Experience

“The beauty of a writer vs. an artist is that a writer tends to get better over time. More experiences and living equal more grist for the mill.”

[Oh, dear. I no longer know who I am quoting. Sorry. If you are living, please identify yourself.]

One of the issues that baffled me when I was trying to write, as a recent college graduate in my early twenties, was lack of living experience. I knew I didn’t want to write the Great American Novel about my growing-up years and my father’s struggles, even though it would have been interesting to some people. Writing about my family life would have been way too personal and recent. I’d hardly digested those experiences myself, which left me nothing much to say until I gathered some experiences of my own.

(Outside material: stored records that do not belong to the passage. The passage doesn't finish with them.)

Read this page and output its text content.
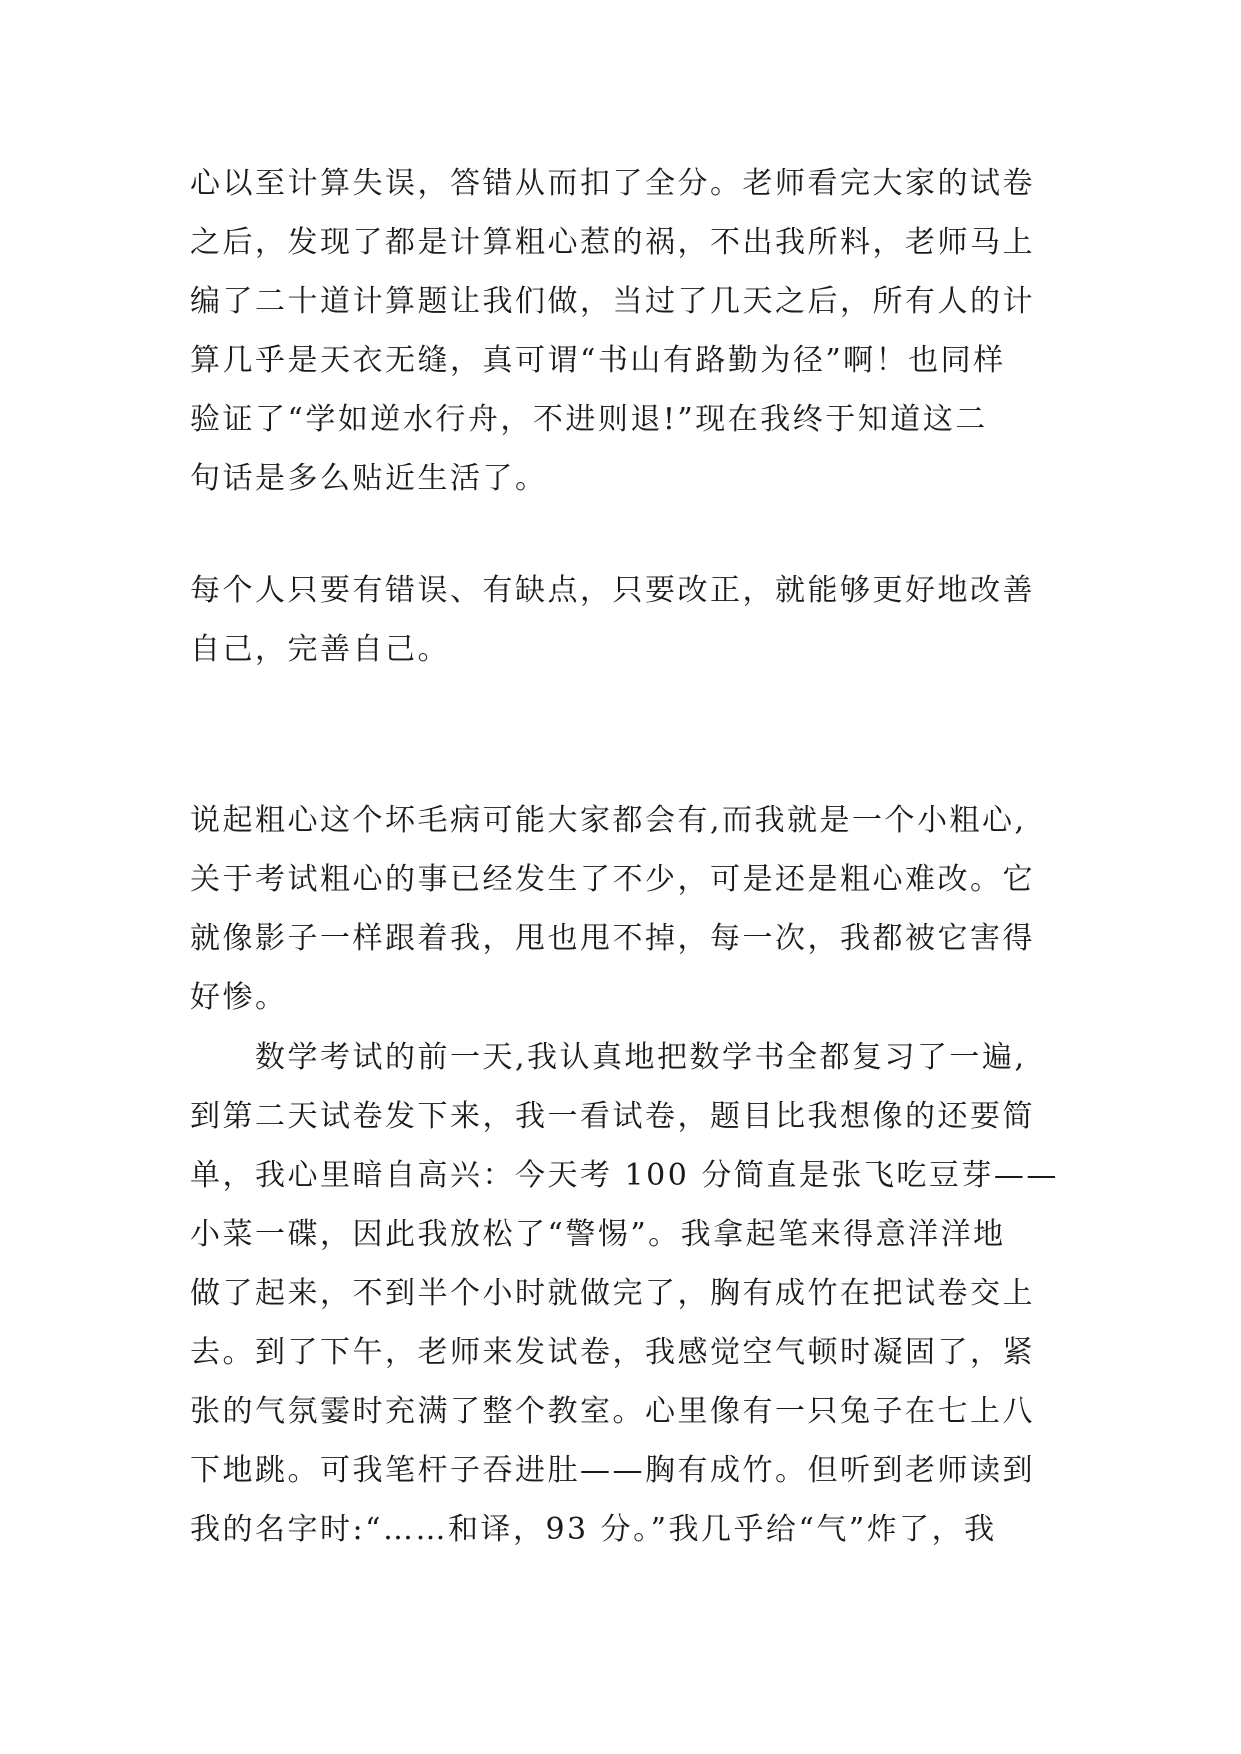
心以至计算失误，答错从而扣了全分。老师看完大家的试卷
之后，发现了都是计算粗心惹的祸，不出我所料，老师马上
编了二十道计算题让我们做，当过了几天之后，所有人的计
算几乎是天衣无缝，真可谓“书山有路勤为径”啊！也同样
验证了“学如逆水行舟，不进则退!”现在我终于知道这二
句话是多么贴近生活了。
每个人只要有错误、有缺点，只要改正，就能够更好地改善
自己，完善自己。
说起粗心这个坏毛病可能大家都会有,而我就是一个小粗心,
关于考试粗心的事已经发生了不少，可是还是粗心难改。它
就像影子一样跟着我，甩也甩不掉，每一次，我都被它害得
好惨。
　　数学考试的前一天,我认真地把数学书全都复习了一遍,
到第二天试卷发下来，我一看试卷，题目比我想像的还要简
单，我心里暗自高兴：今天考 100 分简直是张飞吃豆芽——
小菜一碟，因此我放松了“警惕”。我拿起笔来得意洋洋地
做了起来，不到半个小时就做完了，胸有成竹在把试卷交上
去。到了下午，老师来发试卷，我感觉空气顿时凝固了，紧
张的气氛霎时充满了整个教室。心里像有一只兔子在七上八
下地跳。可我笔杆子吞进肚——胸有成竹。但听到老师读到
我的名字时:“……和译，93 分。”我几乎给“气”炸了，我
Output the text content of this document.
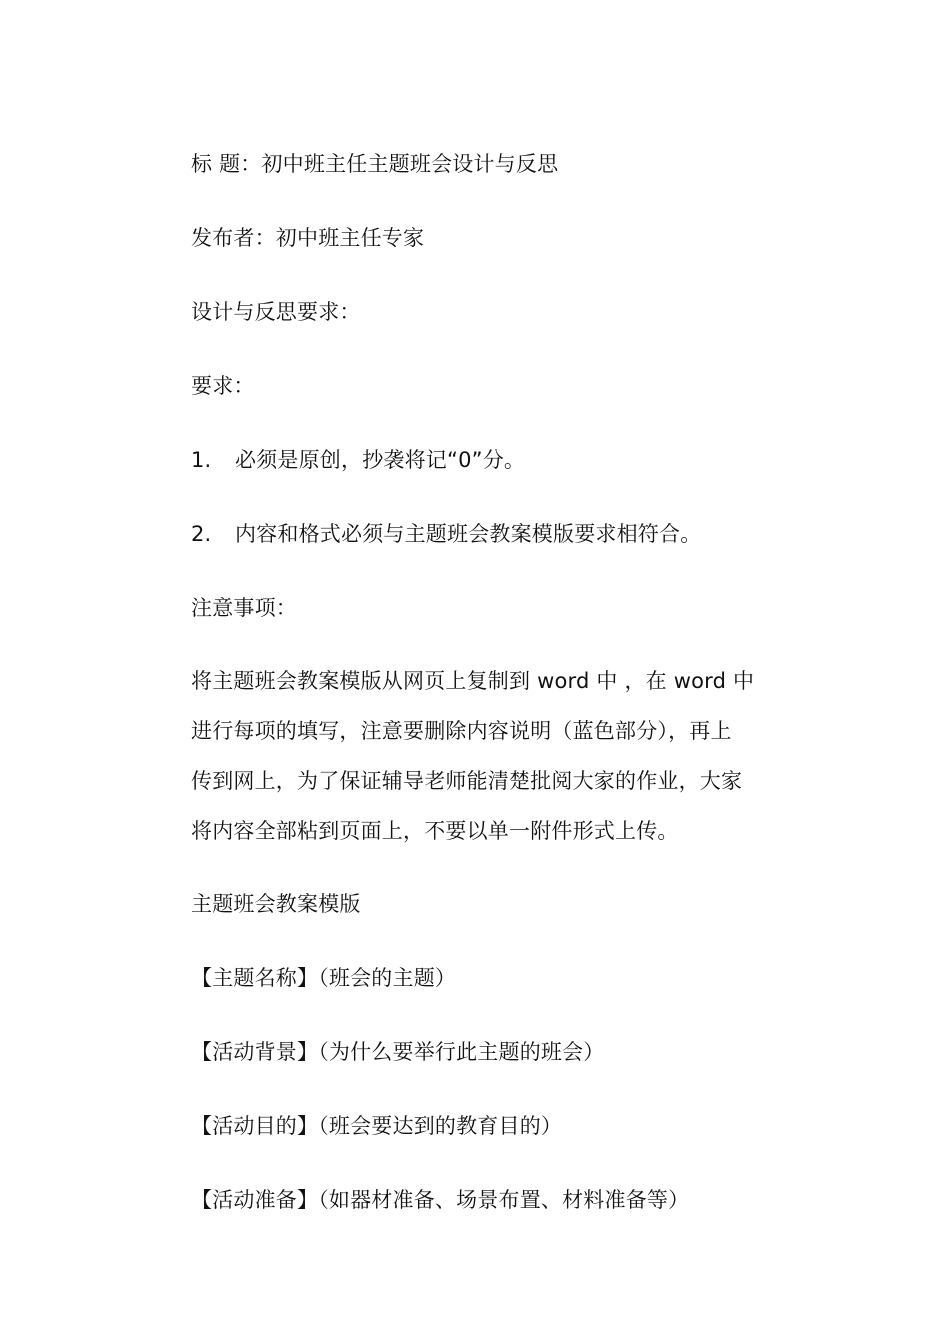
标 题：初中班主任主题班会设计与反思
发布者：初中班主任专家
设计与反思要求：
要求：
1. 必须是原创，抄袭将记“0”分。
2. 内容和格式必须与主题班会教案模版要求相符合。
注意事项：
将主题班会教案模版从网页上复制到 word 中 ，在 word 中
进行每项的填写，注意要删除内容说明（蓝色部分），再上
传到网上，为了保证辅导老师能清楚批阅大家的作业，大家
将内容全部粘到页面上，不要以单一附件形式上传。
主题班会教案模版
【主题名称】（班会的主题）
【活动背景】（为什么要举行此主题的班会）
【活动目的】（班会要达到的教育目的）
【活动准备】（如器材准备、场景布置、材料准备等）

Many young women my age back then would have already lived a lifetime’s worth of intimate personal experiences. However, I come from a family of late bloomers, and considering my complete lack of a social life throughout high school (unless you call meeting one girl on Saturdays to check out bookstores in Georgetown a social life), I needed to get up to speed during college. My college years were when I had my first dates, my unrequited crushes, my innocent little relationships, etc. Very virginal compared to my many friends, who were already openly living with boyfriends, having serial romances, and yes, having abortions because situations were not always perfect. I knew one girl who married in her freshman year in college. I never envied her the steady boyfriend she had in a husband, because she always arrived in English class looking exhausted. I believe she did graduate, but at what price? It did not seem to be the right time to be distracted by being part of a couple. But then, what did I know?

A romantic life is not the only marker of experience, of course, but having been through my father’s catastrophic illness and first amputation, and the resultant misery for the whole family, I was not looking for more of the painful and bloody events that happen near the end of life. I was looking away from them. I knew too well what the endgame looked like. What I did not know was how to be with a person who had a future.

My interest in comic books was the crucial connector that gave me a range of friendships that were strictly friendships. With those people I learned how to be casual, how to connect with people my own age, and more. College friendships completed my social training. What I did not quite learn was how to separate my ambition to have a romantic life from ambition itself. The boys I knew in comics were quite good at that. The boys I knew in college were in the career waiting stages as I was, but they were heading for a different kind of future. When I got out of college, I met the cold, cruel world and floundered in confusion.

I learned. I experienced. It all happened. There had been many moments as an adolescent when I wondered when or if my real life as a person, not as a daughter, would begin. Finally, achingly slowly, it did. I even achieved that endless-but-brief period called motherhood, with its crazy-making stretches of tedium interspersed with moments of raw joy. I would not have missed that for the world.

And now? Another act, of course. None of us gets to skip the sequence of our lives, whether we live them over many years or merely a few. I have plenty of time ahead, I hope, but that does not mean I get to while away several decades doing nothing. There is so much to accomplish. I have so many stories to tell. The ones in my novels are strictly fiction, of course, but informed now by my understanding of the arc of human experience, something I simply could not fathom when I was young. Am I a better writer than I was at twenty? Oh, yes. The challenge now is to produce my best work, before the arc of my own life sequence sends me, inevitably, into the decline I saw too intimately when I was a teenager.